Understanding strange Java hash function
Here is some code and the sample output:
public static void main ( String[] args ) {
int h = 0xffffffff;
int h1 = h >>> 20;
int h2 = h >>> 12;
int h3 = h1 ^ h2;
int h4 = h ^ h3;
int h5 = h4 >>> 7;
int h6 = h4 >>> 4;
int h7 = h5 ^ h6;
int h8 = h4 ^ h7;
printBin ( h );
printBin ( h1 );
printBin ( h2 );
printBin ( h3 );
printBin ( h4 );
printBin ( h5 );
printBin ( h6 );
printBin ( h7 );
printBin ( h8 );
}
static void printBin ( int h ) {
System.out.println ( String.format ( "%32s",
Integer.toBinaryString ( h ) ).replace ( ' ', '0' ) );
}
Which prints:
11111111111111111111111111111111
00000000000000000000111111111111
00000000000011111111111111111111
00000000000011111111000000000000
11111111111100000000111111111111
00000001111111111110000000011111
00001111111111110000000011111111
00001110000000001110000011100000
11110001111100001110111100011111
So, the code breaks down the hash function into steps so that you can see what is happening. The first shift of 20 positions xor with the second shift of 12 positions creates a mask that can flip 0 or more of the bottom 20 bits of the int. So you can get some randomness inserted into the bottom bits that makes use of the potentially better distributed higher bits. This is then applied via xor to the original value to add that randomness to the lower bits. The second shift of 7 positions xor the shift of 4 positions creates a mask that can flip 0 or more of the bottom 28 bits, which brings some randomness again to the lower bits and to some of the more significant ones by capitalizing on the prior xor which already addressed some of the distribution at the lower bits. The end result is a smoother distribution of bits through the hash value.

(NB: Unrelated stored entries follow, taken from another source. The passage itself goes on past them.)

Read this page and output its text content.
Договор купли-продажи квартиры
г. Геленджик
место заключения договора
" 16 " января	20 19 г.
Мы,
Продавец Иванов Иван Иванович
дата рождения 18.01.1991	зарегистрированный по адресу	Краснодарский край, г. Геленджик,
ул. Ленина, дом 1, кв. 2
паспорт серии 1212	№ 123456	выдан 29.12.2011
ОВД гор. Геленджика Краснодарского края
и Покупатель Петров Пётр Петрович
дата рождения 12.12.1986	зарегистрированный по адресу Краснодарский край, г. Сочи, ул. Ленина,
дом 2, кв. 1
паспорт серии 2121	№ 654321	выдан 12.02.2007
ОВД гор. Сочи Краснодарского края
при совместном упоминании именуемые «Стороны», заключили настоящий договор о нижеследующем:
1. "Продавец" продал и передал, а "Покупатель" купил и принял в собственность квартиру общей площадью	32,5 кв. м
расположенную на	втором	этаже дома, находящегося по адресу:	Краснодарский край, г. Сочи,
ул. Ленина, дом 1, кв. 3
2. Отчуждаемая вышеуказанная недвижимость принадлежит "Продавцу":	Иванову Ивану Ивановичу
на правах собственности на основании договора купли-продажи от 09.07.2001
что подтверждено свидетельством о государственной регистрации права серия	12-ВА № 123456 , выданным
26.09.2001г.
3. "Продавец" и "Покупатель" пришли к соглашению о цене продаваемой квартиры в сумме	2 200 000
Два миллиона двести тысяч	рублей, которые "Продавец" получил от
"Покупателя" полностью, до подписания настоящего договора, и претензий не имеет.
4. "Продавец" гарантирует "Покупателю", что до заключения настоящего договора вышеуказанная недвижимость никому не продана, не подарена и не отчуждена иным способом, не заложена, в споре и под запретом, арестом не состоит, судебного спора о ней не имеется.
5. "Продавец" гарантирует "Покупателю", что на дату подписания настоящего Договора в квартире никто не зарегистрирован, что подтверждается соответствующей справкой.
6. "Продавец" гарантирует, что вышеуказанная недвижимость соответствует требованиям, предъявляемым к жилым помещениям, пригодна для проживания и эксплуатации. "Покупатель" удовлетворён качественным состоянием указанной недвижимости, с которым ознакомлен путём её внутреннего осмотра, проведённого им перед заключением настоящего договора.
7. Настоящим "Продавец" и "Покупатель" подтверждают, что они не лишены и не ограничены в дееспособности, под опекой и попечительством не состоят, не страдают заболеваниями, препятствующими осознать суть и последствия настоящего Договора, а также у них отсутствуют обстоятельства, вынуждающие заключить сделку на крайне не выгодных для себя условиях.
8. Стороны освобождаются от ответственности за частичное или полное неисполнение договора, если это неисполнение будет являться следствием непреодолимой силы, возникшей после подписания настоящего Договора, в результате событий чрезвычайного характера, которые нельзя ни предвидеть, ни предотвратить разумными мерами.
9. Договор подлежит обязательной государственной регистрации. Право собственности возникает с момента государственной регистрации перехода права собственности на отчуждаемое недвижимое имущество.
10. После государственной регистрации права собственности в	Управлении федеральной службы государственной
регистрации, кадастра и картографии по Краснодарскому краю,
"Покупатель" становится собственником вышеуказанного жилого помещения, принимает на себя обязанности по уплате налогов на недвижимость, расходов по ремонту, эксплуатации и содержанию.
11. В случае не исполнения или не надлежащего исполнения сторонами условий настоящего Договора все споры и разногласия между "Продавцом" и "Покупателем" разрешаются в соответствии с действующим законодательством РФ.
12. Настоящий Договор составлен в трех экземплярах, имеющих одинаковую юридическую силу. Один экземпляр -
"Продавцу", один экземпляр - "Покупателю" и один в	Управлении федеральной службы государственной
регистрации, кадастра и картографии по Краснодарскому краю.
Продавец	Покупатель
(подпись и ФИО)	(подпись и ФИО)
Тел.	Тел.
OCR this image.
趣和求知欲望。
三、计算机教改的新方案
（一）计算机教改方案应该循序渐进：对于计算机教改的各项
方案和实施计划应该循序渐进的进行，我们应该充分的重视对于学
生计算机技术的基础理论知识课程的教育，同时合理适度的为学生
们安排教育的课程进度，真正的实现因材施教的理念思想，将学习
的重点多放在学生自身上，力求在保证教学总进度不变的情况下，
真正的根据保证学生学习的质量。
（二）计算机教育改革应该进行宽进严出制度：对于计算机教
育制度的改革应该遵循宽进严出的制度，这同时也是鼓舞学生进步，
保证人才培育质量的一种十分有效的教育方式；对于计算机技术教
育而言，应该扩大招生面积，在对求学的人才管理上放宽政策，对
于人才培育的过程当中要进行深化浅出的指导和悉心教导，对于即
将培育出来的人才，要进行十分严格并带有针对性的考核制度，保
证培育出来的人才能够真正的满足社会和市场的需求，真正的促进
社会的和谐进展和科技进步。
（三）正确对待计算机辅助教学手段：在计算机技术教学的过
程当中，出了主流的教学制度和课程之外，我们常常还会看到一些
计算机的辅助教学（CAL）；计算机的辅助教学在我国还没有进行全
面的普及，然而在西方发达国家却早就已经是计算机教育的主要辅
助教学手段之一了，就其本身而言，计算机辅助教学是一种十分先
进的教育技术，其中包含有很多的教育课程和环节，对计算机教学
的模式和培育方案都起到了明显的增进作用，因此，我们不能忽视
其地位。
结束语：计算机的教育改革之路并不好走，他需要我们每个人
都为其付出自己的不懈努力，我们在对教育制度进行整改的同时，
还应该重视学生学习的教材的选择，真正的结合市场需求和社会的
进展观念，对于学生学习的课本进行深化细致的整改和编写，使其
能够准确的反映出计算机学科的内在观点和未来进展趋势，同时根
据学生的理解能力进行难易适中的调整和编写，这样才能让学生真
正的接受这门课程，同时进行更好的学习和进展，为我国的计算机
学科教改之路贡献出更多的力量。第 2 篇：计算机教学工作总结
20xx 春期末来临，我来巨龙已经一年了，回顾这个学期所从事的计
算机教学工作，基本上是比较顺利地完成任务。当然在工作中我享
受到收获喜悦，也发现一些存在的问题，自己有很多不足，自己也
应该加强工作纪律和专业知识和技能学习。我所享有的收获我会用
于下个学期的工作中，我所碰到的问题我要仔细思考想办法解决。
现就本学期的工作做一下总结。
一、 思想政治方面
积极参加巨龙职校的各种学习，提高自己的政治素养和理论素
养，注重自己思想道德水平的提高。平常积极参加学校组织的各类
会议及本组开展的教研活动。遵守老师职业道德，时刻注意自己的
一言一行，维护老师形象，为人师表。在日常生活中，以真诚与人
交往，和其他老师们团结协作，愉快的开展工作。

Since the hashmap in java computes the bucket index by combining the hash with the number of buckets you need to have an even distribution of the lower bits of the hash value to spread the entries evenly into each bucket.
As to proving the statement that this bounds the number of collisions, that one I don't have any input on. Also, see here for some good information on building hash functions and a few details on why the xor of two numbers tends towards random distribution of bits in the result.
>>>
is a bitshift with zero fill.
^
is an XOR.
XOR
is also called exclusive or--it is a math operator that combines two numbers. See http://en.wikipedia.org/wiki/Exclusive_or
A right bitshift by n
is like dropping the n
lowest bits off of the number. So if the number is 00010111
, and you shifted it right by 1, you'd get 00001011
.
Here's an article that discusses integer hash functions and some of the considerations to which they are designed. It's not very detailed, but the main point is this:
the operations must use a chain of computations to achieve avalanche. Avalanche means that a single bit of difference in the input will make about 1/2 of the output bits be different.
Basically, the goal is for the supplemental hash function to remove any regularities in the input, because those could cause the hash table to degenerate.